Rent expense, included in operating expenses, from leasing arrangements was $126,334 and $81,220 for the years ended December 31, 2014 and 2013, respectively, which is net of sub-lease rent income of $39,999 and $39,829 for the years ended December 31, 2014 and 2013, respectively.

 

NOTE 10 - IMPAIRMENT OF ASSET

 

During the year ended December 31, 2014, the Company reserved of $518,471 it had lent to third party. The Company deemed the investment as not collectible and thus elected to reduce its value to zero. Should the Company collect any or all of the impaired investment; the amount collected will be treated as other income.

 

NOTE 11 - SUBSEQUENT EVENTS

 

On January 5, 2015, the Company amended its inventory financing agreement with Curve Commercial Services, LLC. The agreement is twenty-four months and the terms of the financing agreement are the same terms as the Procure Pal, LLC agreement discussed in Note 4.

 

On January 9, 2015 the Company entered into a twenty four-month term loan totaling $250,000 with Curve Commercial Services, LLC. The term loan bears interest at 18.00% per annum. The Company will pay monthly principal and interest payments commencing on January 12, 2015 and on the first day of each consecutive month.

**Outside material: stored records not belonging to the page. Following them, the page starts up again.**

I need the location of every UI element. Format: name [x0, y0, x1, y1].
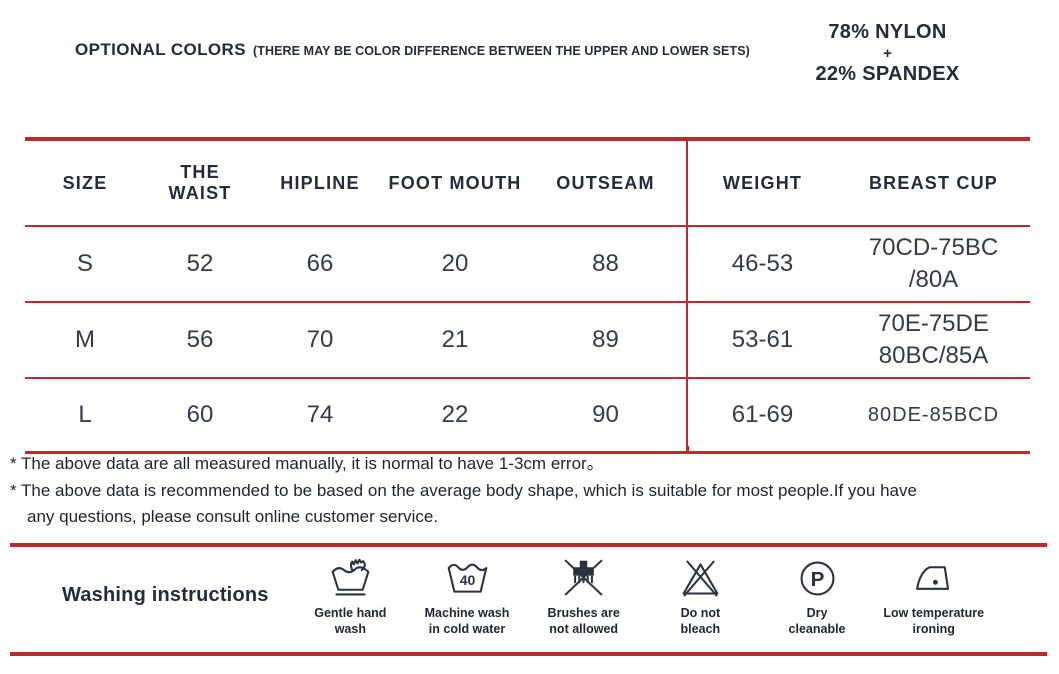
table-cell: 22: [441, 401, 469, 428]
washing-section-bottom-rule: [10, 652, 1047, 656]
optional-colors-title: OPTIONAL COLORS: [75, 40, 246, 59]
washing-item-label: Low temperature ironing: [883, 606, 985, 637]
washing-item-label: Brushes are not allowed: [547, 606, 620, 637]
washing-item-label: Machine wash in cold water: [424, 606, 510, 637]
table-cell: 60: [186, 401, 214, 428]
col-header-size: SIZE: [25, 139, 145, 227]
no-brush-icon: [564, 559, 603, 596]
table-header-row: SIZE THE WAIST HIPLINE FOOT MOUTH OUTSEA…: [25, 139, 1030, 227]
table-cell: 56: [145, 302, 255, 379]
col-header-breast-cup: BREAST CUP: [837, 139, 1030, 227]
table-cell: 70: [255, 302, 385, 379]
table-row-s: S 52 66 20 88 46-53 70CD-75BC /80A: [25, 226, 1030, 303]
washing-item-do-not-bleach: Do not bleach: [642, 556, 759, 638]
washing-section-top-rule: [10, 543, 1047, 547]
table-cell: 74: [306, 401, 334, 428]
table-cell: 20: [385, 226, 525, 303]
table-vertical-divider: [687, 446, 689, 451]
washing-icons-row: Gentle hand wash 40 Machine wash in cold…: [292, 556, 992, 638]
col-header-hipline: HIPLINE: [255, 139, 385, 227]
col-header-the-waist: THE WAIST: [145, 139, 255, 227]
fabric-spandex: 22% SPANDEX: [815, 63, 960, 85]
table-cell: 88: [525, 226, 687, 303]
washing-item-low-temp-iron: Low temperature ironing: [875, 556, 992, 638]
table-cell: 21: [385, 302, 525, 379]
svg-text:40: 40: [459, 572, 475, 588]
table-cell: 70CD-75BC /80A: [837, 226, 1030, 303]
svg-text:P: P: [810, 568, 824, 591]
table-cell: 53-61: [686, 302, 837, 379]
washing-item-label: Do not bleach: [680, 606, 721, 637]
measurement-notes: * The above data are all measured manual…: [10, 451, 945, 531]
size-cell: S: [25, 226, 145, 303]
size-cell: M: [25, 302, 145, 379]
optional-colors-note: (THERE MAY BE COLOR DIFFERENCE BETWEEN T…: [252, 44, 750, 58]
col-header-weight: WEIGHT: [686, 139, 837, 227]
washing-item-no-brush: Brushes are not allowed: [525, 556, 642, 638]
optional-colors-heading: OPTIONAL COLORS (THERE MAY BE COLOR DIFF…: [75, 40, 750, 60]
table-cell: 66: [255, 226, 385, 303]
size-cell: L: [78, 401, 92, 428]
washing-item-dry-clean: P Dry cleanable: [759, 556, 876, 638]
table-cell: 70E-75DE 80BC/85A: [837, 302, 1030, 379]
washing-instructions-title: Washing instructions: [62, 584, 269, 606]
table-row-m: M 56 70 21 89 53-61 70E-75DE 80BC/85A: [25, 302, 1030, 379]
col-header-foot-mouth: FOOT MOUTH: [385, 139, 525, 227]
washing-item-hand-wash: Gentle hand wash: [292, 556, 409, 638]
table-cell: 89: [525, 302, 687, 379]
table-cell: 52: [145, 226, 255, 303]
note-body-shape: * The above data is recommended to be ba…: [10, 480, 917, 527]
table-cell: 90: [592, 401, 619, 428]
washing-item-machine-wash: 40 Machine wash in cold water: [409, 556, 526, 638]
table-cell: 80DE-85BCD: [867, 403, 1000, 426]
table-cell: 61-69: [686, 378, 837, 453]
washing-item-label: Dry cleanable: [788, 606, 846, 637]
fabric-plus-sign: +: [883, 45, 892, 62]
table-row-l: L 60 74 22 90 61-69 80DE-85BCD: [25, 378, 1030, 453]
dry-clean-icon: P: [800, 561, 834, 596]
machine-wash-cold-icon: 40: [447, 563, 487, 593]
fabric-composition: 78% NYLON + 22% SPANDEX: [795, 20, 980, 87]
do-not-bleach-icon: [682, 560, 719, 597]
hand-wash-icon: [331, 558, 370, 596]
note-measure-error: * The above data are all measured manual…: [10, 454, 604, 473]
table-cell: 46-53: [686, 226, 837, 303]
col-header-outseam: OUTSEAM: [525, 139, 687, 227]
low-temp-iron-icon: [916, 566, 950, 590]
fabric-nylon: 78% NYLON: [828, 21, 947, 43]
washing-item-label: Gentle hand wash: [314, 606, 387, 637]
size-chart-table: SIZE THE WAIST HIPLINE FOOT MOUTH OUTSEA…: [25, 137, 1030, 454]
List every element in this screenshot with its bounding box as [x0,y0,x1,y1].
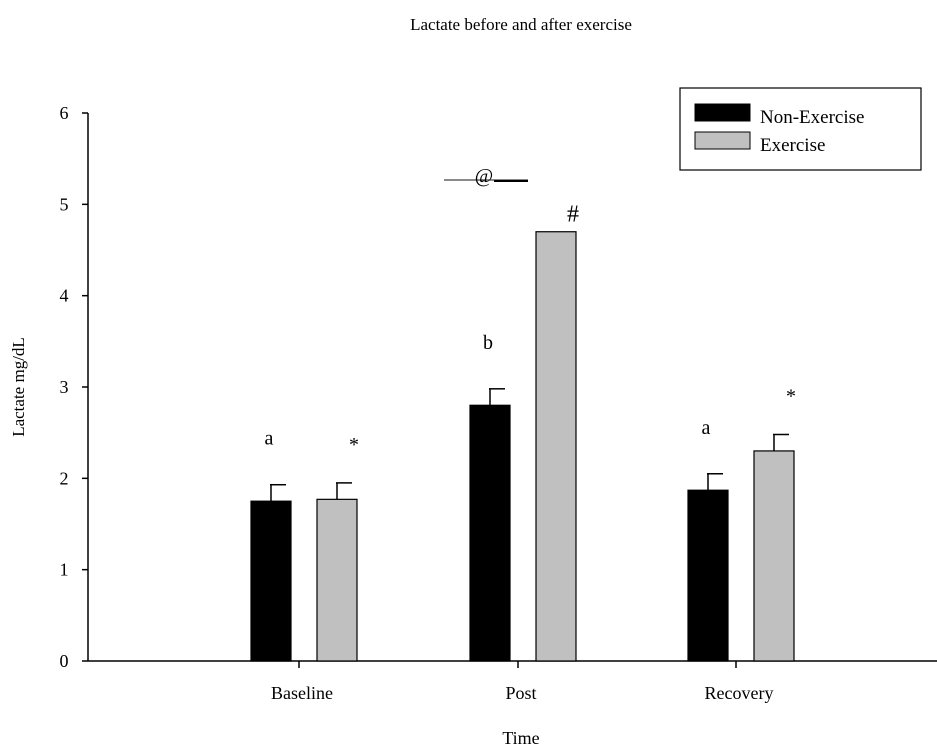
bar-non-exercise-recovery [687,489,729,662]
bars: a b a * # * [250,202,796,662]
significance-label: # [567,202,579,228]
significance-label: * [349,434,359,456]
legend-box [679,87,922,171]
legend-swatch-exercise [694,131,751,150]
significance-label: a [702,417,711,439]
x-ticks: Baseline Post Recovery [271,661,773,703]
y-axis-label: Lactate mg/dL [9,337,28,437]
x-tick-label: Recovery [705,683,774,703]
significance-label: a [265,428,274,450]
bar-exercise-post [535,231,577,662]
y-tick-label: 5 [60,194,69,214]
y-ticks: 0 1 2 3 4 5 6 [60,103,88,671]
y-tick-label: 6 [60,103,69,123]
x-tick-label: Post [505,683,536,703]
legend-label-exercise: Exercise [760,135,825,156]
y-tick-label: 3 [60,377,69,397]
x-tick-label: Baseline [271,683,333,703]
legend: Non-Exercise Exercise [679,87,922,171]
bar-non-exercise-baseline [250,500,292,662]
x-axis-label: Time [502,728,539,747]
bar-non-exercise-post [469,404,511,662]
y-tick-label: 1 [60,560,69,580]
significance-label: * [786,385,796,407]
chart-title: Lactate before and after exercise [410,15,632,34]
y-tick-label: 4 [60,286,69,306]
y-tick-label: 0 [60,651,69,671]
legend-label-non-exercise: Non-Exercise [760,107,864,128]
y-tick-label: 2 [60,468,69,488]
bar-exercise-recovery [753,450,795,662]
legend-swatch-non-exercise [694,103,751,122]
bar-exercise-baseline [316,498,358,662]
annotation-at: @ [475,165,493,187]
axes [87,113,937,662]
significance-label: b [483,332,493,354]
annotations: @ [444,165,528,187]
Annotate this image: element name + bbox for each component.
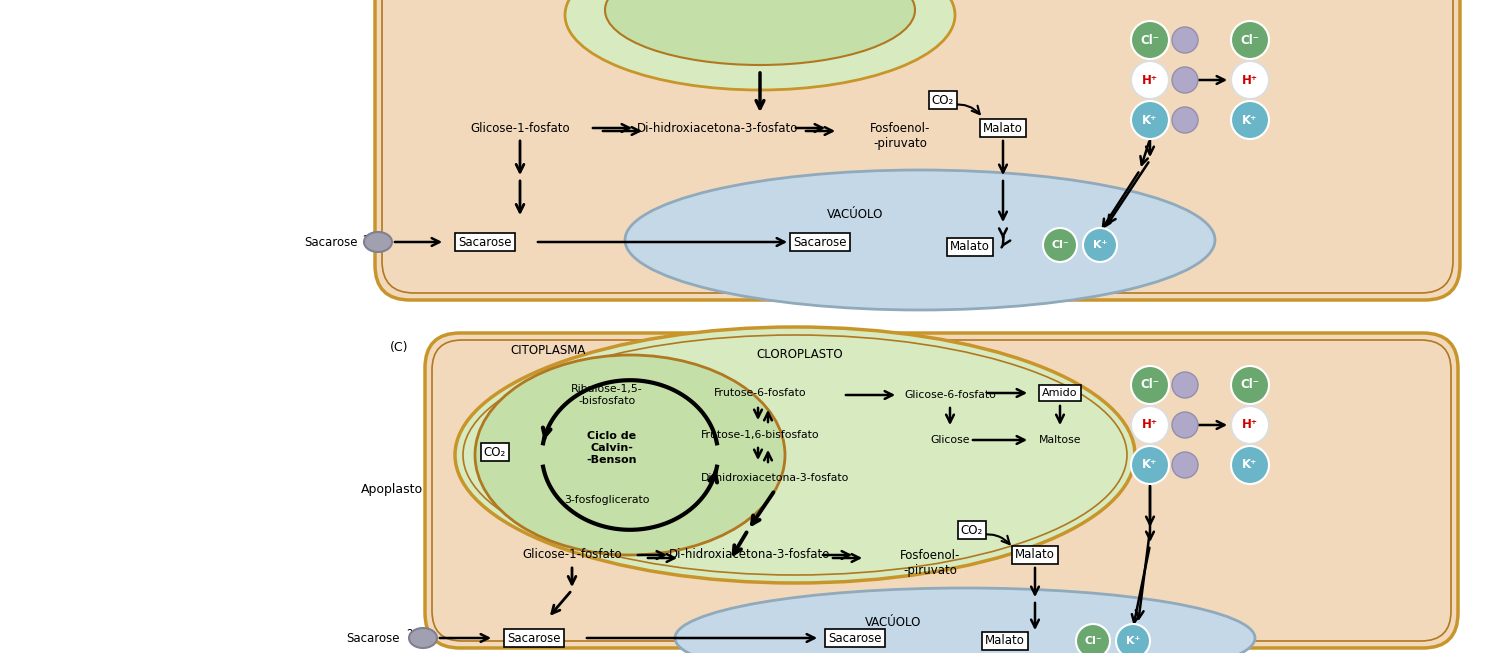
Text: Amido: Amido xyxy=(1042,388,1078,398)
Text: Malato: Malato xyxy=(983,121,1023,135)
Circle shape xyxy=(1131,446,1169,484)
Text: Glicose-6-fosfato: Glicose-6-fosfato xyxy=(904,390,995,400)
Circle shape xyxy=(1131,21,1169,59)
Circle shape xyxy=(1172,372,1197,398)
Text: H⁺: H⁺ xyxy=(1142,74,1158,86)
Text: Cl⁻: Cl⁻ xyxy=(1140,379,1160,392)
Text: Apoplasto: Apoplasto xyxy=(361,483,423,496)
Text: ?: ? xyxy=(361,234,369,246)
Circle shape xyxy=(1172,412,1197,438)
Text: CO₂: CO₂ xyxy=(961,524,983,537)
Text: ?: ? xyxy=(407,628,413,641)
Circle shape xyxy=(1044,228,1077,262)
Circle shape xyxy=(1230,446,1270,484)
Text: Malato: Malato xyxy=(1015,549,1054,562)
Circle shape xyxy=(1230,101,1270,139)
Text: Cl⁻: Cl⁻ xyxy=(1084,636,1102,646)
Text: K⁺: K⁺ xyxy=(1093,240,1107,250)
FancyBboxPatch shape xyxy=(425,333,1458,648)
Text: CO₂: CO₂ xyxy=(932,93,955,106)
Text: Di-hidroxiacetona-3-fosfato: Di-hidroxiacetona-3-fosfato xyxy=(700,473,849,483)
Text: Sacarose: Sacarose xyxy=(304,236,358,249)
Circle shape xyxy=(1172,67,1197,93)
Text: H⁺: H⁺ xyxy=(1242,419,1258,432)
Text: Ribulose-1,5-
-bisfosfato: Ribulose-1,5- -bisfosfato xyxy=(571,384,643,406)
Text: Di-hidroxiacetona-3-fosfato: Di-hidroxiacetona-3-fosfato xyxy=(669,549,831,562)
Circle shape xyxy=(1131,366,1169,404)
Text: Sacarose: Sacarose xyxy=(458,236,512,249)
Text: K⁺: K⁺ xyxy=(1143,458,1158,471)
Text: Sacarose: Sacarose xyxy=(346,631,401,645)
Text: H⁺: H⁺ xyxy=(1142,419,1158,432)
Ellipse shape xyxy=(675,588,1254,653)
Text: Fosfoenol-
-piruvato: Fosfoenol- -piruvato xyxy=(870,122,931,150)
Text: Glicose-1-fosfato: Glicose-1-fosfato xyxy=(523,549,622,562)
FancyBboxPatch shape xyxy=(375,0,1459,300)
Text: Ciclo de
Calvin-
-Benson: Ciclo de Calvin- -Benson xyxy=(587,432,637,464)
Text: Di-hidroxiacetona-3-fosfato: Di-hidroxiacetona-3-fosfato xyxy=(637,121,798,135)
Text: Cl⁻: Cl⁻ xyxy=(1241,33,1259,46)
Text: Cl⁻: Cl⁻ xyxy=(1241,379,1259,392)
Circle shape xyxy=(1131,61,1169,99)
Text: Fosfoenol-
-piruvato: Fosfoenol- -piruvato xyxy=(899,549,961,577)
Text: Maltose: Maltose xyxy=(1039,435,1081,445)
Ellipse shape xyxy=(364,232,392,252)
Text: VACÚOLO: VACÚOLO xyxy=(827,208,883,221)
Circle shape xyxy=(1230,61,1270,99)
Text: Cl⁻: Cl⁻ xyxy=(1051,240,1069,250)
Ellipse shape xyxy=(474,355,785,555)
Text: Glicose: Glicose xyxy=(931,435,970,445)
Text: Malato: Malato xyxy=(950,240,989,253)
Text: Frutose-1,6-bisfosfato: Frutose-1,6-bisfosfato xyxy=(700,430,819,440)
Text: VACÚOLO: VACÚOLO xyxy=(864,616,922,628)
Text: K⁺: K⁺ xyxy=(1143,114,1158,127)
Circle shape xyxy=(1075,624,1110,653)
Circle shape xyxy=(1172,107,1197,133)
Text: Malato: Malato xyxy=(985,635,1026,648)
Circle shape xyxy=(1230,366,1270,404)
Text: Sacarose: Sacarose xyxy=(828,631,881,645)
Text: Cl⁻: Cl⁻ xyxy=(1140,33,1160,46)
Text: (C): (C) xyxy=(390,342,408,355)
Circle shape xyxy=(1230,406,1270,444)
Text: K⁺: K⁺ xyxy=(1242,458,1258,471)
Text: K⁺: K⁺ xyxy=(1242,114,1258,127)
Circle shape xyxy=(1116,624,1151,653)
Text: CITOPLASMA: CITOPLASMA xyxy=(511,345,586,357)
Text: K⁺: K⁺ xyxy=(1126,636,1140,646)
Text: Frutose-6-fosfato: Frutose-6-fosfato xyxy=(714,388,806,398)
Ellipse shape xyxy=(455,327,1136,583)
Circle shape xyxy=(1172,452,1197,478)
Circle shape xyxy=(1131,101,1169,139)
Ellipse shape xyxy=(410,628,437,648)
Circle shape xyxy=(1230,21,1270,59)
Text: 3-fosfoglicerato: 3-fosfoglicerato xyxy=(565,495,649,505)
Ellipse shape xyxy=(625,170,1215,310)
Text: CO₂: CO₂ xyxy=(483,445,506,458)
Text: Sacarose: Sacarose xyxy=(794,236,846,249)
Text: Sacarose: Sacarose xyxy=(508,631,560,645)
Ellipse shape xyxy=(565,0,955,90)
Circle shape xyxy=(1172,27,1197,53)
Circle shape xyxy=(1083,228,1117,262)
Text: H⁺: H⁺ xyxy=(1242,74,1258,86)
Text: Glicose-1-fosfato: Glicose-1-fosfato xyxy=(470,121,569,135)
Text: CLOROPLASTO: CLOROPLASTO xyxy=(756,349,843,362)
Ellipse shape xyxy=(605,0,916,65)
Circle shape xyxy=(1131,406,1169,444)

The remaining principal balance, plus all accrued but unpaid interest, is due and payable on the maturity date of January 9, 2017.

 

On September 2, 2015 the Companies entered into an agreement with ITalk, Inc, whereas the ownership of the Companies will receive $10 and 85% of the fully diluted restricted common shares outstanding of ITalk.

 

The company has evaluated subsequent events through January 26, 2016 which is the date the financial statements were available for issuance.